Face à l’inouï, Giséle prend le chien, met ce qui s’est passé dans sa valise, et part se réfugier auprès de sa fille. Mais entre--, une réaction impensable s’est produite. Non pas pour tout enterrer dans le secret d’une famille anéantie, mais pour tout mettre au grand jour, jusqu’à l’exploit final : un procès à portes ouvertes, où les vidéos, c’est-à-dire son corps inerte, ont été exposées aux juges et au public, des heures et des heures d’images et de voix qui étaient elles-mêmes le réquisitoire contre Dominique et les accusés.

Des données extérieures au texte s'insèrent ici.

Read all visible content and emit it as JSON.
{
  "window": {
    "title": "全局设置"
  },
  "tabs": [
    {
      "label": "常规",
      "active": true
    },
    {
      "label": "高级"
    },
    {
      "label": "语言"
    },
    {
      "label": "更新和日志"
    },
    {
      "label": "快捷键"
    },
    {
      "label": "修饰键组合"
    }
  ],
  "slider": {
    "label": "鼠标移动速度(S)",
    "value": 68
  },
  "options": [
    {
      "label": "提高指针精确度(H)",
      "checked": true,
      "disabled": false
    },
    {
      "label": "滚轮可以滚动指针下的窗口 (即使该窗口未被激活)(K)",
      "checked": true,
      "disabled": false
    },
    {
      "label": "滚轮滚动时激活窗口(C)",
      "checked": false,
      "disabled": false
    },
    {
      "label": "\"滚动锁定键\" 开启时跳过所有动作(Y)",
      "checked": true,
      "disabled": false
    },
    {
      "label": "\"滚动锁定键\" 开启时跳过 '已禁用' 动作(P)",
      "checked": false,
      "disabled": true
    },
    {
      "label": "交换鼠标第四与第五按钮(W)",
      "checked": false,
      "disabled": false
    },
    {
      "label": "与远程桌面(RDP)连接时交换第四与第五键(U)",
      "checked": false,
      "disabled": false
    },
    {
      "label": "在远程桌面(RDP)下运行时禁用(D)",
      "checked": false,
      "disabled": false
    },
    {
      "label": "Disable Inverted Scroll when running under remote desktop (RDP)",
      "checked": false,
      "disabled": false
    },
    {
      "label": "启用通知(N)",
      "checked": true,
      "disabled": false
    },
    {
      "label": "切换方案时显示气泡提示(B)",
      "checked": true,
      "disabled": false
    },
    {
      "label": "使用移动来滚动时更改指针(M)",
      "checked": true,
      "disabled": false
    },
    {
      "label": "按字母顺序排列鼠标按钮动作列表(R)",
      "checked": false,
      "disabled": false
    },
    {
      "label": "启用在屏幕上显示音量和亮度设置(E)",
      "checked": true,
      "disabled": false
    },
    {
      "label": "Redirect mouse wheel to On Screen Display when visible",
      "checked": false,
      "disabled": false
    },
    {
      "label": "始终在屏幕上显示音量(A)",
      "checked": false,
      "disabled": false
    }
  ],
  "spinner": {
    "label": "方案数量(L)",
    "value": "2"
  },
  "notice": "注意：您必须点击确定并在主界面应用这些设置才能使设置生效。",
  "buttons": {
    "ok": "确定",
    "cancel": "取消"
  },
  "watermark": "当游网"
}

Il aura fallu peu de - au ventre de la France pour en faire une icône. La salle d’audience de la cour d’assises d’Avignon a été transformée en théâtre national, Gisèle arrive escortée par le cortège des féministes, accueillie par des applaudissements et des émotions. Des manifestations de rue répétées ont eu lieu dans tout le pays. “Nous sommes tous Gisèle», nous sommes tous Gisèle. Les journaux, les talk-shows et tout l’appareil médiatique contemporain ont transformé l’affaire en un débat entre le juridique et le psychiatrique, où beaucoup de choses sérieuses ont été dites et beaucoup de bavardages. Interventions très savantes de juristes et témoignages intellectuels et déchirants de femmes pour les violences qu’elles ont subies, ce qui est sûr c’est que le choix de Gisèle a fonctionné comme une révélation pour beaucoup de femmes de leurs propres expériences familiales, on a compris une fois de plus que la violence conjugale est une grave problème et bien plus répandu qu’on pourrait le penser. En résulte une histoire sociale et nationale d’un mélange pathologique de libertinage, d’échangisme, de paraphilie, accompagné d’une consommation maniaque de pornographie, d’un besoin débordant de sexualité.
Dans un aveu froid, glaçant mais suggestif, Dominique Pélicot n’a jamais nié les faits, mais les a révélés au public : « Je suis un violeur, comme tout le monde ici. » Une phrase inquiétante qui a marqué le procès. Comme celui de Giséle, qui, racontant son histoire, s’adressait à toutes les femmes : « Si vous vous réveillez le matin groggy après une soirée animée, vous pouvez penser que vous avez vécu ce que j’ai vécu. »
Bref, l’histoire a déclenché des réactions en chaîne qui n’aboutiront pas à la sentence, jusqu’à la limite de l’analyse de la relation homme-femme comme domination historique que l’affaire Pélicot a restituée dans sa forme la plus extrême. Mais une fois qu’un dossier est clos, d’autres s’ouvrent. Le procès contre le réalisateur Christophe Ruggia est déjà en cours pour des allégations d’agression sexuelle sur l’actrice Adèle Haenel alors qu’elle avait 12-14 ans. Et il y a à peine trois jours, l’actrice Anna Mouglalis (la belle fille de Novel Criminale) a témoigné au Parlement devant la commission d’enquête sur la violence dans le monde du divertissement, racontant des castings cauchemardesques. La commission rendra sa décision en mars. Et ce sera terrible.